2. Upload Own Variant Files¶

Clicking Upload sample at the top menu opens a page for users to upload their own variant call file. The files need to follow the Variant Call Format (VCF), and only one file can be uploaded at a time. However, VCF files containing more than one individual or sample are accepted.

First, users need to select correct version of human reference genome assembly (Genome build): hg19 or hg38. If uncertain, it is recommended to check the header lines within the file (lines starting with #). To do so, you can run the following command in a terminal:

# if the file is gzip-compressed
$ zcat /path/to/variant/file.vcf.gz | head -n <arbitrary number of lines to view>
# if the file is not compressed
$ head -n <arbitrary number of lines to view> /path/to/variant/file.vcf

##fileformat=VCFv(version number)
...

Then, look for a line starting with ##reference=. This line usually contains file name for referece genome fasta file, which could provide a hint of reference genome assembly version. For example, if the filename contained b37, hg19, or human_g1k_v37, it’s most likely that you can choose hg19. Or, find lines starting with ##contig=, which list the set of chromosomes with their names and lengths. From Human Assembly Data in Genome Reference Consortium, you can find chromosome lengths in different versions of assembly, and match with values found in your VCF file.

Next, the global ancestry (Ancestry) for the individual or sample to be analyzed, if known, is recommended to be set. The same five continental groups as in the 1000 Genomes Project are used: African, East Asian, European, South Asian, and American. If unknown or uncertain, it can be left as Unknown/Unspecified, and CGAR will estimate the global ancestry from variant file.

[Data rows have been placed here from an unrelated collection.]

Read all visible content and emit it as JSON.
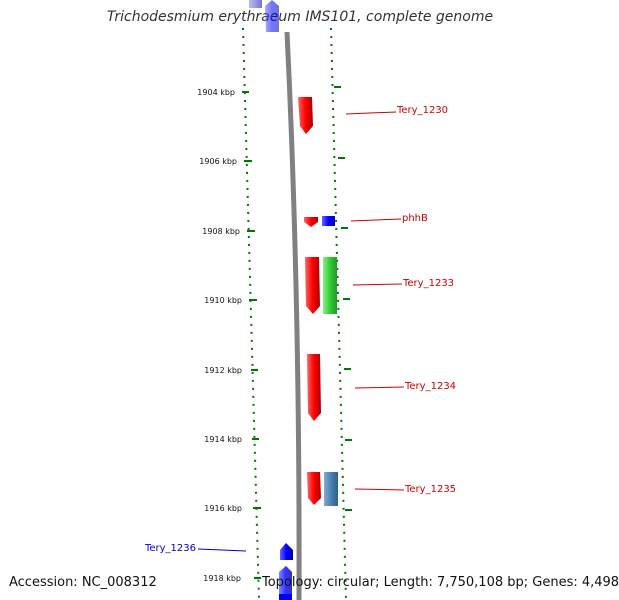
{
  "title": "Trichodesmium erythraeum IMS101, complete genome",
  "footer": {
    "accession": "Accession: NC_008312",
    "stats": "Topology: circular; Length: 7,750,108 bp; Genes: 4,498"
  },
  "ticks": [
    "1904 kbp",
    "1906 kbp",
    "1908 kbp",
    "1910 kbp",
    "1912 kbp",
    "1914 kbp",
    "1916 kbp",
    "1918 kbp"
  ],
  "gene_labels": [
    {
      "text": "Tery_1230",
      "color": "#cc0000"
    },
    {
      "text": "phhB",
      "color": "#cc0000"
    },
    {
      "text": "Tery_1233",
      "color": "#cc0000"
    },
    {
      "text": "Tery_1234",
      "color": "#cc0000"
    },
    {
      "text": "Tery_1235",
      "color": "#cc0000"
    },
    {
      "text": "Tery_1236",
      "color": "#0000cc"
    }
  ],
  "colors": {
    "forward_gene": "#ff0000",
    "reverse_gene": "#0000ff",
    "green_feature": "#33cc33",
    "steel_feature": "#4682b4",
    "backbone": "#808080",
    "tick_dots": "#007700"
  }
}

In the Variant file, local variant file can be selected for uploading to CGAR. Only files ending with the extension of .vcf or .vcf.gz are accepted.

Note

Due to limitation on storage space, please contact us before uploading a file containing large number of individuals (more than 100 individuals).

Finally, when user clicks on the Upload Genome button (at the bottom of dialog), the variant call file gets transferred to the server and placed on a queue for annotation and analysis. The required amount of time to finish the process varies, depending on the number of variants in the file. Under normal circumstances, a file of whole genome containing 3 to 4 million variants gets processed in one hour. Users will receive a notification email each time a file is done processed and available for analysis.

2.1. Browse and track previous files¶

The bottom of the page displays a table listing all variant files uploaded so far (including the one you have just uploaded).

In this table, users can see:

The name of sample(s) in the variant file - Genome label.
The name of the variant file - Genome file name.
The version of human reference genome assembly - Genome build.
The global ancestry specified at the time of uploading - Genome ancestry.
The version of annotation - Annotation.
The time and date when the file was first uploaded or done processing - Uploaded.

When the file was just uploaded, but not yet finished processed and ready for analysis, it would first appear in the table with none as Annotation. Also, the Genome label would simply show the number of samples within the file, e.g., (3 sample(s)) or (1 sample(s)).

Later, the table will be updated with as many samples as was in the file, with each sample as separate row carrying their own identifier (specified in original VCF file) as Genome label. At this point, all samples will have the current version of annotation in Annotation, and Uploaded will reflect the date and time when the processing was finished.